Dari siaran pers BSIP disebutkan, pemerintah melalui Kementerian Pertanian menyiapkan benih siap tanam bagi petani untuk mendukung pencapaian target produksi beras 3,5 juta ton hingga akhir 2023. Benih bersertifikat dan memenuhi standar berkontribusi dalam menjamin kelangsungan produksi padi dan juga untuk menjaga dan meningkatkan produktivitas.
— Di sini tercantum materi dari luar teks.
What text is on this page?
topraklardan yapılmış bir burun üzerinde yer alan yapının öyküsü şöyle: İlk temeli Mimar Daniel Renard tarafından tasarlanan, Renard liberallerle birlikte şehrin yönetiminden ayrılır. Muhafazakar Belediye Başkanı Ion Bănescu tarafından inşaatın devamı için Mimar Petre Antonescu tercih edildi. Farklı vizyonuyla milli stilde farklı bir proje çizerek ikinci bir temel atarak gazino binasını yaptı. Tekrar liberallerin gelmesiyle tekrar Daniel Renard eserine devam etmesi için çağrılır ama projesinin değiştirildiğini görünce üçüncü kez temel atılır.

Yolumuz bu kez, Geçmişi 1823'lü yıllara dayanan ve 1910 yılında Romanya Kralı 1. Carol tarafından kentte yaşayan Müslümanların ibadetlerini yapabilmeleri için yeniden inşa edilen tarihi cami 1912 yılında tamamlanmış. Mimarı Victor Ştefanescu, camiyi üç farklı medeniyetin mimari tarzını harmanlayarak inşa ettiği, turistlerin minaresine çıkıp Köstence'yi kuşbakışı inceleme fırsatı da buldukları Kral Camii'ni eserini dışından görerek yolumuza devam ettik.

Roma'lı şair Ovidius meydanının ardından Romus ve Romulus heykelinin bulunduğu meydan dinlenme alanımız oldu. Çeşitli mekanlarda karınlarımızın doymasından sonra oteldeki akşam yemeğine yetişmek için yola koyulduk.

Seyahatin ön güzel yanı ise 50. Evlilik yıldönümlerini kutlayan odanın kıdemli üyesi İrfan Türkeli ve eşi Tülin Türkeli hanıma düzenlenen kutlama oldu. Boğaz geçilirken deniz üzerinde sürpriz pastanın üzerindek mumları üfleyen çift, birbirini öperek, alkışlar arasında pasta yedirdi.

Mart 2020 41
Dengan target peningkatan 3,5 juta ton itu, menurut Kepala Pusat Standardisasi Instrumen Tanaman Pangan Priatna Sasmita, yang menjadi Ketua Pertemuan CORRA, menyebut produksi beras Indonesia mencapai 35 juta ton itu akan mencukupi kebutuhan konsumsi beras nasional. ”Kementerian Pertanian bersama IRRI terus menggali potensi produksi beras,” katanya.
Direktur Jenderal IRRI Ajay Kohli mengatakan, pihaknya berusaha memastikan produksi beras di negara-negara penghasil padi dapat dipertahankan dan ditingkatkan sesuai kondisi negara masing-masing. Penelitian dan pengembangan beras varietas baru yang lebih adaptif terhadap dampak perubahan iklim, juga dipercepat.
Ajay menambahkan, IRRI juga mengupayakan negara-negara penghasil padi dengan karakteristik pertanian skala kecil. Indonesia, misalnya, mendapatkan cara tepat dan sesuai dengan kondisi pertaniannya sehingga dapat mencapai peningkatan produksi beras. Penggunaan teknologi dan inovasi teknologi, termasuk pengembangan sistem kecerdasan buatan dalam budi daya pertanian memberikan optimisme dan sekaligus juga tantangan baru.
”Kami bekerja sama dalam IRRI melalui CORRA dan juga bersama para mitra,” katanya. Menurut Ajay, kerja sama dan kemitraan, yang kolaboratif, menjadi kebutuhan bagi setiap negara, terlebih dalam menghadapi dampak perubahan iklim, yang terjadi global. ”Karena tidak ada satu negara pun, yang dapat mengatasinya sendiri,” ujar Ajay.